Diversity in Health Care at Dalhousie University
Through the partnership with the Johnson Scholarship Foundation, Dalhousie University is advancing its commitment to increase Indigenous and African Nova Scotians find a pathway into a health career.
Summer Camps Creating Space for Students
For the third year, Promoting Leadership in health for African Nova Scotians (PLANS) delivered a health science summer camp to African Nova Scotian learners from across the province. In 2015, the number of applications increased over 300%. This interest and feedback from camp participants and their families provided the necessary evidence to grow the camp.

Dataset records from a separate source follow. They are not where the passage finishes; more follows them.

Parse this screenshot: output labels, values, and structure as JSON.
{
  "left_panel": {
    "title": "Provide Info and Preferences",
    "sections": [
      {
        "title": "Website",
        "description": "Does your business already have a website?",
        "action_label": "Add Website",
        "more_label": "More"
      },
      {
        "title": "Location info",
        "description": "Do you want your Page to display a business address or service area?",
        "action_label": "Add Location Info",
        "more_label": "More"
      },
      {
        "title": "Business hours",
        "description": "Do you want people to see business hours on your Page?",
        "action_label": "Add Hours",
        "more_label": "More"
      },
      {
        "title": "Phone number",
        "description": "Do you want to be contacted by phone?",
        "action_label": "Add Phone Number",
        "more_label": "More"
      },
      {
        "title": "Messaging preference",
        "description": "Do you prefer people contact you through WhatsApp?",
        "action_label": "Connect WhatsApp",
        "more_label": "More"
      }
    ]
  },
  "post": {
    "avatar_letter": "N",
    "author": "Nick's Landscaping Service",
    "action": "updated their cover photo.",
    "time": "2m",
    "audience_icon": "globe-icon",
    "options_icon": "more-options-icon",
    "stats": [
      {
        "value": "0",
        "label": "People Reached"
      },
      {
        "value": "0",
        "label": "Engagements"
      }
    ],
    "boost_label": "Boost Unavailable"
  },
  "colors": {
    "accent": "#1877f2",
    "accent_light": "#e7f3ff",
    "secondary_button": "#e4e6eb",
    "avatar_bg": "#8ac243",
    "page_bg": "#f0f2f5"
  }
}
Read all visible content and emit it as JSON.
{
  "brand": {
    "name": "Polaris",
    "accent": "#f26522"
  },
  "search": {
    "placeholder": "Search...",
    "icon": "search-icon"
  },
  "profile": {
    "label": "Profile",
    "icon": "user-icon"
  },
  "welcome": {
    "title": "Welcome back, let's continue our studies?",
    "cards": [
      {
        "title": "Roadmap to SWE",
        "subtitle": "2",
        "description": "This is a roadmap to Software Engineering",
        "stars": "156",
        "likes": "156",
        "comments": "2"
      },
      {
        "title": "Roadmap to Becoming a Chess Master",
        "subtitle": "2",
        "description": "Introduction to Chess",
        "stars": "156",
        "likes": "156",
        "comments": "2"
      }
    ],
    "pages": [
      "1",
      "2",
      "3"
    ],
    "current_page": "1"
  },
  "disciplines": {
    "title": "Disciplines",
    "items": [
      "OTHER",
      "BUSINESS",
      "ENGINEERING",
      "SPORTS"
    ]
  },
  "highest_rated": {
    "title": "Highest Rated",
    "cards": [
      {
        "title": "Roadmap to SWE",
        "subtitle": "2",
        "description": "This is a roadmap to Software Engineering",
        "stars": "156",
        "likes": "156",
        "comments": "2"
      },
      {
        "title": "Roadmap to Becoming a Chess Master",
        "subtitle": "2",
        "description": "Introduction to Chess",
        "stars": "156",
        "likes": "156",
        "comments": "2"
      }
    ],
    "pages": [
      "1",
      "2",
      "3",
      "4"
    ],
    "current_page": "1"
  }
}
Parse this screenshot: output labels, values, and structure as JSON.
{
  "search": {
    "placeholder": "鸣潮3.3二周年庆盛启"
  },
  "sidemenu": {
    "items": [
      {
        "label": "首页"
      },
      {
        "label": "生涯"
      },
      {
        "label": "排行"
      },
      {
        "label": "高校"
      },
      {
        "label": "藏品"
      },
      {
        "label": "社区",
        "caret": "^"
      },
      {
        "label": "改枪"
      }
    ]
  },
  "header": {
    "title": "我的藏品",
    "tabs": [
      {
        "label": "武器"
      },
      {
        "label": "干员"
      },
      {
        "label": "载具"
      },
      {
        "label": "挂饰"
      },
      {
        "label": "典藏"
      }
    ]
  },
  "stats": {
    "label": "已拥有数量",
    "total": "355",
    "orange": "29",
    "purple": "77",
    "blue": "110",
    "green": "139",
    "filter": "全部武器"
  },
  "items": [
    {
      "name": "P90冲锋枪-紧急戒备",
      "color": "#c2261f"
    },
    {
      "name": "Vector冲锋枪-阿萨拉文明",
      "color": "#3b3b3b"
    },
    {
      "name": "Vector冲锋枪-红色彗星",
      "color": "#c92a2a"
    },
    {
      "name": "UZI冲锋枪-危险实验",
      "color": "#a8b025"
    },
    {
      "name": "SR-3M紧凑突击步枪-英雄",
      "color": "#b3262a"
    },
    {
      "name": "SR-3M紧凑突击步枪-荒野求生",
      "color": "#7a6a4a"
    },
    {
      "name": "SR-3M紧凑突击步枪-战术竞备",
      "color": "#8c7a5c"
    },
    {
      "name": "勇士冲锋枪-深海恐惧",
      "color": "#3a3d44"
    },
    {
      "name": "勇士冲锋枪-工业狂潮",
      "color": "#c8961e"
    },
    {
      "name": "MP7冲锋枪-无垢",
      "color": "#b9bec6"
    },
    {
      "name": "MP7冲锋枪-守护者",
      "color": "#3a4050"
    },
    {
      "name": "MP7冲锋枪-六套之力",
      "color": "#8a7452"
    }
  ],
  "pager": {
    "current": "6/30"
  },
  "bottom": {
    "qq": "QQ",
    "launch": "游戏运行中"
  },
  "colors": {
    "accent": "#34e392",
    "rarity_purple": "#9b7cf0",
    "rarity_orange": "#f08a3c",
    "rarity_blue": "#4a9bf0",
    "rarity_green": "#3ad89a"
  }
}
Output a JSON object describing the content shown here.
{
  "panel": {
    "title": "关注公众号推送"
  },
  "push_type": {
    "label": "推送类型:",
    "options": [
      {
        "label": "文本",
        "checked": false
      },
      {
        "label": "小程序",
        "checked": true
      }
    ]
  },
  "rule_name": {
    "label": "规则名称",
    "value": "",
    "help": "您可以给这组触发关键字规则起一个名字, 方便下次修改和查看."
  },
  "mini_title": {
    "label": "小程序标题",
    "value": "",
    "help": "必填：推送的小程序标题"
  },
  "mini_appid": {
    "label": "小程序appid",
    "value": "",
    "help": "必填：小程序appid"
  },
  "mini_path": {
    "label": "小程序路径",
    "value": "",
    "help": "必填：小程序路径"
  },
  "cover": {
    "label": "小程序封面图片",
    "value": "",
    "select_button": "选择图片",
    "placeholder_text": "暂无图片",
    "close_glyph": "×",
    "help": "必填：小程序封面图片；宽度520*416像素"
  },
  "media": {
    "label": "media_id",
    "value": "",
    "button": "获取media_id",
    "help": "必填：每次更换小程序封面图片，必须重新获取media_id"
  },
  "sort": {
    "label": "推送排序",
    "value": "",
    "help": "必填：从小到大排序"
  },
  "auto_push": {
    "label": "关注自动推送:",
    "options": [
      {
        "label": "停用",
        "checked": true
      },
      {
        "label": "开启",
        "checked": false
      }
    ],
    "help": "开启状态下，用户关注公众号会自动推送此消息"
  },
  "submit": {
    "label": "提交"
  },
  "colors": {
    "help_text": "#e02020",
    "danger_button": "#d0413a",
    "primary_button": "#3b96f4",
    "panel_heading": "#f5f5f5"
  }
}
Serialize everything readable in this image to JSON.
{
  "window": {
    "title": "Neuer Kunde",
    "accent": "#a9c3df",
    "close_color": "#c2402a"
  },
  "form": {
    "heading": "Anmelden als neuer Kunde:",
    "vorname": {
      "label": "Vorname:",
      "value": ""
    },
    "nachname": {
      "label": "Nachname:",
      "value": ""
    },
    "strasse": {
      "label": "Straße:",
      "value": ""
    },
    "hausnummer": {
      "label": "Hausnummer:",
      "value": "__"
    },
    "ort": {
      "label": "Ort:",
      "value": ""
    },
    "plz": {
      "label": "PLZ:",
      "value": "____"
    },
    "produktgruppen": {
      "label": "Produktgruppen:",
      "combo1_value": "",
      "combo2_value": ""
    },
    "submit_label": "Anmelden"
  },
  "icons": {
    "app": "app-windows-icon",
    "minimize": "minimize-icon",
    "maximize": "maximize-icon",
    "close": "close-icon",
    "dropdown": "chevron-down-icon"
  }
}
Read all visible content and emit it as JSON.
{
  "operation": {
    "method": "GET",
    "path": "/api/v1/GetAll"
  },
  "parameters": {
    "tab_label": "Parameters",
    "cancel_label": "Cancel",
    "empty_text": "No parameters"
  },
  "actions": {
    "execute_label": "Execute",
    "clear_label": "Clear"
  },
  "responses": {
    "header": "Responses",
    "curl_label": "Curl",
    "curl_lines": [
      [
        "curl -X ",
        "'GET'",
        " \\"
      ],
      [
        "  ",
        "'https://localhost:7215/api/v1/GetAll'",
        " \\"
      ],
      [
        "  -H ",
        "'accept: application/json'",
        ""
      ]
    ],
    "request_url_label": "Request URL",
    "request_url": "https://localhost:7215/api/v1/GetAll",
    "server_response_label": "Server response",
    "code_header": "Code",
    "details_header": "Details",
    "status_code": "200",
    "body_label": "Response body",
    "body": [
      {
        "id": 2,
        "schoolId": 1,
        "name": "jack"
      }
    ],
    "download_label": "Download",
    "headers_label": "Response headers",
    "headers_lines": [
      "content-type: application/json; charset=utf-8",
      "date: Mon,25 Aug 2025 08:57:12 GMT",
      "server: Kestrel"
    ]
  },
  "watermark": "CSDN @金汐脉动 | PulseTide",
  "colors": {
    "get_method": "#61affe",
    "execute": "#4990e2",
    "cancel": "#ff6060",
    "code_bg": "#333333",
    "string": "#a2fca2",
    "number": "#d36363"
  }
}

In 2016, two summer camps were organized with one hosted at Dalhousie University in Halifax and the other at Cape Breton University in Sydney. Both camps had the same goal of providing participants with hands-on interactive programming to introduce health programs and careers, post-secondary life, mentorship and an opportunity to meet new friends. In total 48 African Nova Scotian learners took part in the 2016 summer program – 39 in Halifax and 9 in Sydney.
Current post-secondary students studying in the field of health and/or sciences were invited to apply as camp counsellors. Six applicants were hired to facilitate learning, provide supervision, and mentorship. This experience allowed the counsellors to gain leadership skills, become mentors, and receive mentorship from Michelle Patrick, PLANS program manager.
In 2017, there will be more support for African Nova Scotian students with an increase in mentorship programming, community engagement, and expanded summer opportunities to prepare for post-secondary education.
Advancing Indigenous Health Programs
A new Program Manager for Indigenous Program was hired to reinforce Dalhousie’s commitment to implement the Truth and Reconciliation Commission’s recommendations and to strengthen our pathways programs with the Johnson Scholarship Foundation. Joe MacEachern arrived at Dalhousie in November and has already identified strategies to incorporate indigenous content into the curriculum and attract more Indigenous students to the program. Joe is also developing a mentor program to focus on retention and skill building for Indigenous students.